The Supreme Court on Friday agreed to hear next week the plea of senior journalists N, Ram and Sashi Kumar seeking a court-monitored SIT inquiry headed by a sitting or retired judge of the apex court to investigate into the reports of the government using Israeli software Pegasus to spy on politicians, activists, and journalists.
A Bench led by Chief Justice of India N.V. Ramana said that the petition would be heard next week after senior Congress leaders and senior advocates Kapil Sibal and A.M. Singhvi mentioned before it.
Sibal said that civil liberties of citizens, politicians belonging to Opposition parties, journalists, court staff have been put under surveillance. As it is, the issue is making waves in India and world over and requires an urgent hearing, he said
N. Ram and Sashi Kumar on Tuesday had filed a plea in Supreme Court for an independent probe headed by a former or sitting top court judge into Pegasus issue.
The petitioners also sought direction to the Centre to disclose if the government or any of its agencies have obtained licence(s) for Pegasus spyware and/or used/employed it, either directly or indirectly, to conduct surveillance in any manner whatsoever.
The petitioners stated that such targeted surveillance using weapons grade Pegasus software violates Article 21, 19 and 14 of the Constitution of India, as it breaches the right to privacy and the right to freedom of speech and expression.

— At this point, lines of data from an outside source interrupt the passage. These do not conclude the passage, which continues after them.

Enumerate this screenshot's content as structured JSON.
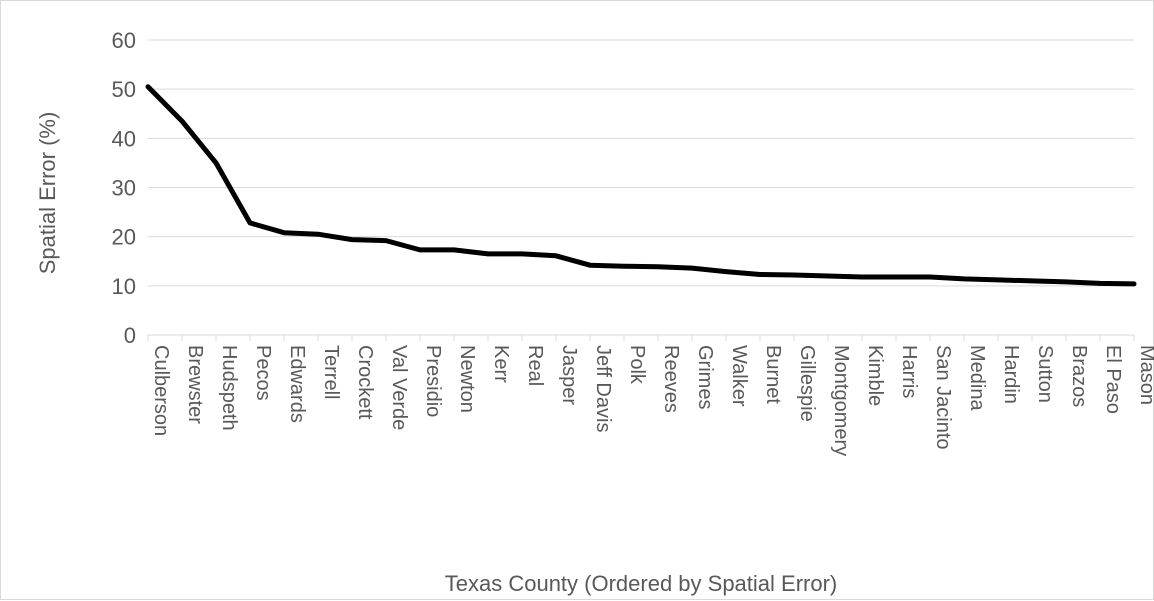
{
  "chart_data": {
    "type": "line",
    "title": "",
    "xlabel": "Texas County (Ordered by Spatial Error)",
    "ylabel": "Spatial Error (%)",
    "ylim": [
      0,
      60
    ],
    "yticks": [
      0,
      10,
      20,
      30,
      40,
      50,
      60
    ],
    "grid": true,
    "legend": "none",
    "line_color": "#000000",
    "categories": [
      "Culberson",
      "Brewster",
      "Hudspeth",
      "Pecos",
      "Edwards",
      "Terrell",
      "Crockett",
      "Val Verde",
      "Presidio",
      "Newton",
      "Kerr",
      "Real",
      "Jasper",
      "Jeff Davis",
      "Polk",
      "Reeves",
      "Grimes",
      "Walker",
      "Burnet",
      "Gillespie",
      "Montgomery",
      "Kimble",
      "Harris",
      "San Jacinto",
      "Medina",
      "Hardin",
      "Sutton",
      "Brazos",
      "El Paso",
      "Mason"
    ],
    "values": [
      50.5,
      43.5,
      35,
      22.8,
      20.8,
      20.5,
      19.4,
      19.2,
      17.3,
      17.3,
      16.5,
      16.5,
      16.1,
      14.2,
      14.0,
      13.9,
      13.6,
      12.9,
      12.3,
      12.2,
      12.0,
      11.8,
      11.8,
      11.8,
      11.4,
      11.2,
      11.0,
      10.8,
      10.5,
      10.4
    ]
  }
}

The present surveillance is also in complete derogation of the Telegraph Act, 1885 and the Information Technology Act, 2000 and as such is completely illegal and a criminal act, it added.

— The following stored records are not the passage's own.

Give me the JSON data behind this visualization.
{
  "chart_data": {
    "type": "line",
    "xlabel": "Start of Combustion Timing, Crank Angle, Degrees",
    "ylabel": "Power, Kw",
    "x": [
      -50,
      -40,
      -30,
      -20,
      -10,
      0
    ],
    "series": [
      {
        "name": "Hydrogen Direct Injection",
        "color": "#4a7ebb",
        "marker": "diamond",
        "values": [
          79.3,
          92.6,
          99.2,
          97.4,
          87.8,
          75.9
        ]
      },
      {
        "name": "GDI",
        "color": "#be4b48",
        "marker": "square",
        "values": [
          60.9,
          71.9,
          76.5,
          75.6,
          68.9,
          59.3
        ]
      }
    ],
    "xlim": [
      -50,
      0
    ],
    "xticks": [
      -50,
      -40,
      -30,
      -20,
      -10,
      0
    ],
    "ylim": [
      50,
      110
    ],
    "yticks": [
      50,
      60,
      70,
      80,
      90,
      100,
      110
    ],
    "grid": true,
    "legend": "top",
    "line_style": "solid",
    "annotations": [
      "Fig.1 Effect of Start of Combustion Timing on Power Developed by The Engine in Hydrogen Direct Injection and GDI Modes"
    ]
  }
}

The plea further stated that such targeted surveillance violates the right to privacy, which is the constitutional core of human dignity and is protected under Article 21, 19, 14, 25, 28, the Preamble and Part III of the Constitution according to the landmark judgment of a nine-judge bench of this Court in K.S. Puttaswamy v. Union of India.
The right to privacy extends to the use and control over one’s mobile phone, including but not limited to both oral conversations and messages, and any interception by means of tapping/hacking is a breach of privacy and an infraction of Article 21 of the Constitution, the plea said.
The conscious targeting of politically engaged persons such as journalists, doctors, lawyers, civil society activists, government ministers, opposition politicians and constitutional functionaries for surveillance seriously compromises the effective exercise of the fundamental right to free speech and expression under Article 19(1)(a), the plea added.
The plea also stated that the government response does not provide any clarity whatsoever on how such mass surveillance using military grade software was carried out with such impunity. This is clearly illegal and a serious abridgment of fundamental rights, not to mention a criminal offence, the plea said.
The petitioners alleged that no investigation into these extremely serious allegations has been initiated by the respondents, despite the extremely grave ramifications of such a targeted attack using weapons-grade spyware.